In Owens-Illinois, Inc. v. BTR plc, No. 05 Civ. 2873(LLS), 2010 WL 2607146 (S.D.N.Y. June 29, 2010), intellectual property representations and warranties in § 3.14(a) of a Sales and Distribution Agreement were narrowly construed.  That provision’s “as currently conducted” language barred indemnity even though the product was “a part of the business spectrum” and “ready to go.”  As Owens would control the extent of future sales and receive profits from those sales, it was sensible to have Owens take on the risk of future sales under the indemnity agreement.  The indemnification provisions of BTR’s policy were not triggered where the indemnifiable claims did not exceed the $35 million deductible.

The “Contractual Liability” Exclusion May Be Avoided Under an Exception for “Damages that the Insured Would Have Had in the Absence of the Contract”

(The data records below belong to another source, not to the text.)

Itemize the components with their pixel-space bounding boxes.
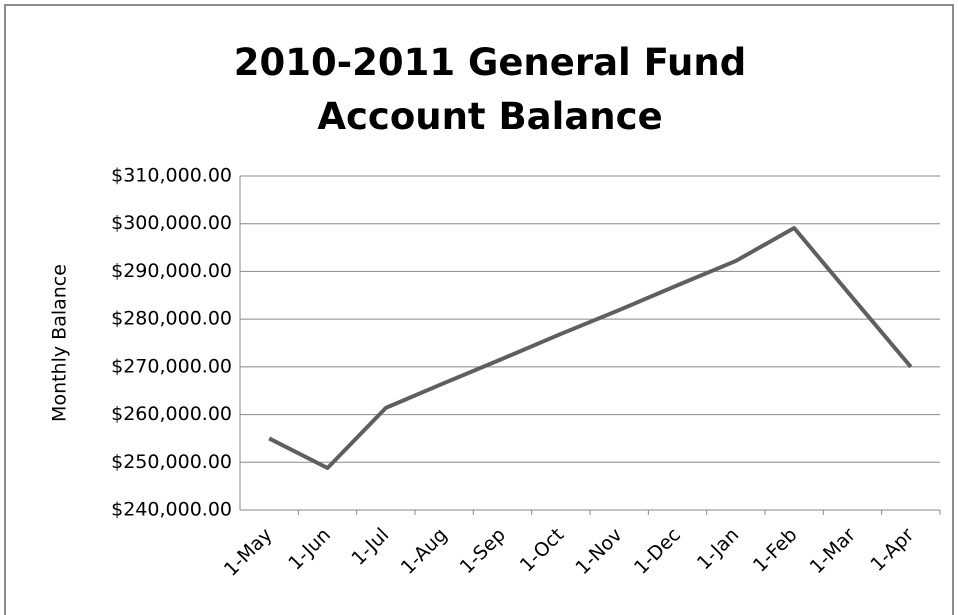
chart-frame [4, 4, 954, 615]
y-tick-label: $280,000.00 [111, 308, 232, 330]
y-tick-label: $300,000.00 [111, 212, 232, 234]
y-tick-label: $250,000.00 [111, 451, 232, 473]
y-tick-label: $260,000.00 [111, 403, 232, 425]
y-tick-label: $310,000.00 [111, 165, 232, 187]
x-tick-label: 1-Mar [806, 524, 860, 578]
x-tick-label: 1-Jul [347, 524, 393, 570]
chart-title: 2010-2011 General Fund Account Balance [233, 41, 747, 138]
x-tick-label: 1-Sep [456, 524, 510, 578]
x-tick-label: 1-Nov [571, 524, 626, 579]
y-axis-label: Monthly Balance [49, 264, 71, 422]
y-tick-label: $240,000.00 [111, 499, 232, 521]
x-tick-label: 1-Jun [284, 524, 335, 575]
data-line [268, 226, 913, 471]
x-tick-label: 1-Apr [866, 524, 918, 576]
x-tick-label: 1-Dec [630, 524, 685, 579]
x-tick-label: 1-Oct [516, 524, 569, 577]
x-tick-label: 1-Aug [397, 524, 452, 579]
y-tick-label: $290,000.00 [111, 260, 232, 282]
x-tick-label: 1-Jan [693, 524, 743, 574]
x-tick-label: 1-Feb [749, 524, 802, 577]
x-tick-label: 1-May [220, 524, 277, 581]
y-tick-label: $270,000.00 [111, 355, 232, 377]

In CGS Industries, Inc. v. Charter Oak Fire Insurance Co., ___ F. Supp. 2d ___, 2011 WL 1449618 (E.D.N.Y. April 15, 2011), Judge Weinstein found the exception to the contractual liability exclusion for “advertising injury” implicated, requiring the full amount of the reasonable settlement incurred to be reimbursed pursuant to N.Y. U.C.C. § 2-312(3).  The Supplier Agreement was not “another agreement” between CGS (the seller) and Walmart (the buyer) which negates CGS’s independent legal duty to indemnify Walmart under section 2-312(3) (id. at *7) because that statute (like other analogous state UCC provisions nationwide) conferred upon Walmart an independent legal right to indemnification from CGS.

The duty of indemnification exists “in the absence of the [supplier agreement].”  It is “a mere decorative counterpane over the blanket protection of the law.”  Charter Oak was obligated to pay damages for “injury,” that arises “out of … [i]nfringement of copyright, title or slogan,” which the court had found arose in an earlier ruling [CGS Indus., Inc. v. Charter Oak Fire Ins. Co., ___ F. Supp. 2d ___, 2010 WL 4720320 (E.D.N.Y. 2010)].  Id. at *8.

Where a Retailer Is an Additional Insured Under a Policy of Insurance with Full Rights to Coverage Thereunder, Defense Reimbursement Under a Manufacturer’s Insurance Policy Is Available

In State Farm Fire & Casualty Insurance Co. v. Target Corporation, No. 08-765-FJP-DLD, 2011 WL 1114243, at *7 (M.D. La. March 24, 2011), a suit was brought by a plaintiff injured when a Christmas tree’s lights caught fire.  The court found the retailer, Target, entitled to a defense from the manufacturer (Inliten’s) carrier, Hartford, under Part 2 of the Supplemental Payments provision.  Hartford stated that if Hartford defended its insured and an indemnitee was also named as party to the suit, it would defend the indemnitee if conditions (which Target satisfied) were met.